Benfica ve Karabük maçları ikili paket halinde değerlendirilmesi gereken müsabakalardı. Her iki maçta da başlangıç planlarını ve oyun içi hamlelerini birkaç tercih dışında yerinde buldum. Karabük maçının ilk yarım saatlik dilimi ile Benfica maçının son çeyrek zamanlık dilimi benzer sonuçlar verdi. Üçüncü bölgeye doğru direkt; pas metrajı yüksek toplar ve kenar oyuncuları ile oynayan, Ozzy ve Sosa'nın yokluğunda hücum pratiğinin dışında, atılan yüksek toplar sonrasında önde basıp, sekenleri toplamaya çalışan bi' Beşiktaş. Aynı zamanda bu anlayış özellikle Karabük maçının 30.dakikasından sonra git-gelli bir oyunun ana sebeplerinden biriydi.
Halen hazırlık dönemi geçiren ve birlikte oynama alışkanlığı pek de güçlü olamayan bir ekip için tatmin edici dakikalar oynadık. Fakat ortada özellikle rollerin yeterince net olmamasından doğan ve geçen sezondan kalan başta transformasyon problemini sürdüren bir takım var. Karabük maçında Ozzy'nin oyuna dahil olduğu ana kadar Talisca'nın topsuz oyundaki yetersizliği, Tolgay ve İnler'in alan paylaşımındaki problemleri ve saha içi rollerindeki sıkıntılar Ozzy'nin girişi ile geçen sezondan kalan kısa, seri paslaşmalar ile son buldu. Benfica maçında ise Karabük maçının başlangıç planında yer alan topsuz penetrasyonları, sızma koşuları ve hareketlilikleri ile savunmanın dengesini bozan Olcay ve Ömer'in olmaması artı olarak Caner-Adriano kanadı ile üçüncü bölgede aksiyon bölgelerini yeterince iyi kullanamayan bir Beşiktaş görmemize sebebiyet verdi.
Maç önü ve maç içi dakikası baz alınırsa Olcay tercihi/hamlesi dışında orta saha kurgusu ve oyun planı doğru bir teknik adam performansı izledik. Oyun geçişleri hızlı, güçlü pas ve direkt oyunlar oynayabilen Benfica'ya karşı derin savunmada sıkıntı yaşayan bir Beşiktaş'ın Atiba ve İnler merkez ikilisi ile maç boyunca Estádio da Luz'da oyunu rakibe vermemesi değerli bir iş kuşkusuz. Fakat Atiba - İnler merkez ikilisinin Ozzy'nin geriden mesafe katederek oynamasına ve performansına engel olduğu ayrıca hücum pratiğinin dışında atak başlangıçlarına sebebiyet verdiği de bir gerçek. Ozzy'nin sırtı dönük oyunundan ziyade merkezden toplu/topsuz katederek gelmesi kendisinin ve doğal olarak Beşiktaş'ın etkinliği arttıran etmenlerden biri. Benfica maçı için ise bu tarifi oyuna girdiği dakikadan itibaren Talisca'nın gayet iyi taşıdığını da belirtmek gerek.

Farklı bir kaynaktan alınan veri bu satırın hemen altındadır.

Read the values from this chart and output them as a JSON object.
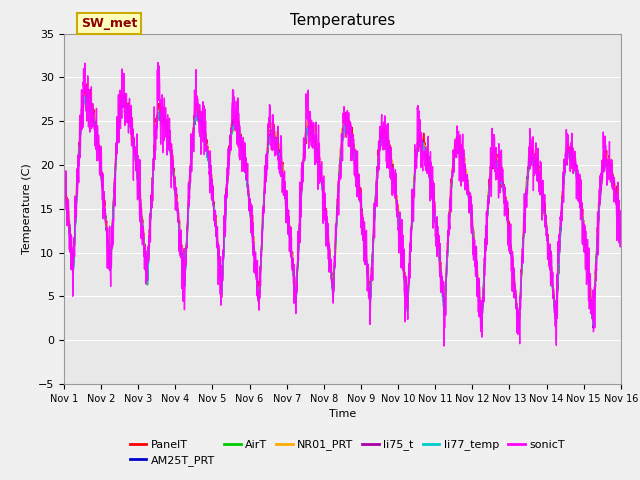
{
  "title": "Temperatures",
  "xlabel": "Time",
  "ylabel": "Temperature (C)",
  "ylim": [
    -5,
    35
  ],
  "xlim": [
    0,
    15
  ],
  "x_tick_labels": [
    "Nov 1",
    "Nov 2",
    "Nov 3",
    "Nov 4",
    "Nov 5",
    "Nov 6",
    "Nov 7",
    "Nov 8",
    "Nov 9",
    "Nov 10",
    "Nov 11",
    "Nov 12",
    "Nov 13",
    "Nov 14",
    "Nov 15",
    "Nov 16"
  ],
  "series_order": [
    "PanelT",
    "AM25T_PRT",
    "AirT",
    "NR01_PRT",
    "li75_t",
    "li77_temp",
    "sonicT"
  ],
  "series": {
    "PanelT": {
      "color": "#ff0000",
      "lw": 1.0
    },
    "AM25T_PRT": {
      "color": "#0000cc",
      "lw": 1.0
    },
    "AirT": {
      "color": "#00cc00",
      "lw": 1.0
    },
    "NR01_PRT": {
      "color": "#ffaa00",
      "lw": 1.0
    },
    "li75_t": {
      "color": "#aa00aa",
      "lw": 1.0
    },
    "li77_temp": {
      "color": "#00cccc",
      "lw": 1.0
    },
    "sonicT": {
      "color": "#ff00ff",
      "lw": 1.0
    }
  },
  "annotation_text": "SW_met",
  "annotation_color": "#8b0000",
  "annotation_bbox_fc": "#ffffbb",
  "annotation_bbox_ec": "#ccaa00",
  "bg_color": "#e8e8e8",
  "fig_bg_color": "#f0f0f0",
  "grid_color": "#ffffff",
  "title_fontsize": 11,
  "tick_fontsize": 8,
  "legend_fontsize": 8
}
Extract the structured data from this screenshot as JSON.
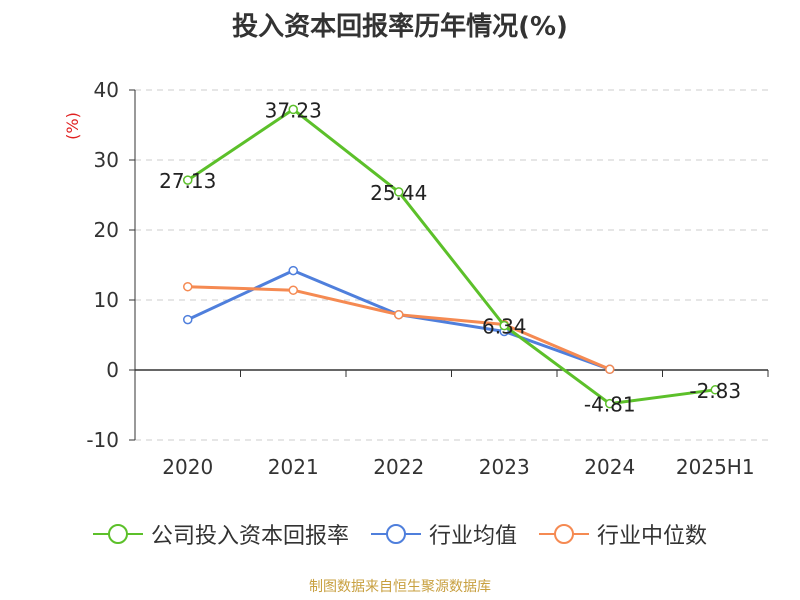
{
  "chart_data": {
    "type": "line",
    "title": "投入资本回报率历年情况(%)",
    "ylabel": "(%)",
    "xlabel": "",
    "categories": [
      "2020",
      "2021",
      "2022",
      "2023",
      "2024",
      "2025H1"
    ],
    "ylim": [
      -10,
      40
    ],
    "yticks": [
      -10,
      0,
      10,
      20,
      30,
      40
    ],
    "grid": true,
    "legend_position": "bottom",
    "series": [
      {
        "name": "公司投入资本回报率",
        "color": "#5cc02a",
        "values": [
          27.13,
          37.23,
          25.44,
          6.34,
          -4.81,
          -2.83
        ],
        "labels": [
          "27.13",
          "37.23",
          "25.44",
          "6.34",
          "-4.81",
          "-2.83"
        ]
      },
      {
        "name": "行业均值",
        "color": "#4f7fdc",
        "values": [
          7.2,
          14.2,
          7.9,
          5.5,
          0.1,
          null
        ]
      },
      {
        "name": "行业中位数",
        "color": "#f58a52",
        "values": [
          11.9,
          11.4,
          7.9,
          6.5,
          0.1,
          null
        ]
      }
    ]
  },
  "source_note": "制图数据来自恒生聚源数据库"
}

Karabük maçının ilk yarım saati ve ikinci yarının tamamında geriden gelerek oynayan Caner'in aksiyon bölgesine doğru uzun mesafeli ve diagonal topları, artı olarak İnler'in pas metrajı yüksek oyunun yönünü terse açan ve savunma arkasına gönderdiği yüksek toplar ile hücum eden bir anlayışın tek bir plan çerçevesinde ilerlemesi pek doğru olmaz. Nitekim Benfica maçında da bir pozisyon dışındaki tüm ataklarının başlangıç ismi Caner... Bundan sonraki süreçte Ozzy'in geçen sezon ki rolü alması hücum çeşitliliği ve pratiği açısından oldukça değerli olacaktır. Saha içi katkısı sınırlı ve oyun içi şımarıklığı yüksek isimlerin ön bölge planlamasında orta sahadaki kurguya yer açmak adına kızağa çekilmesi de yine olumlu sonuçlar doğuracaktır.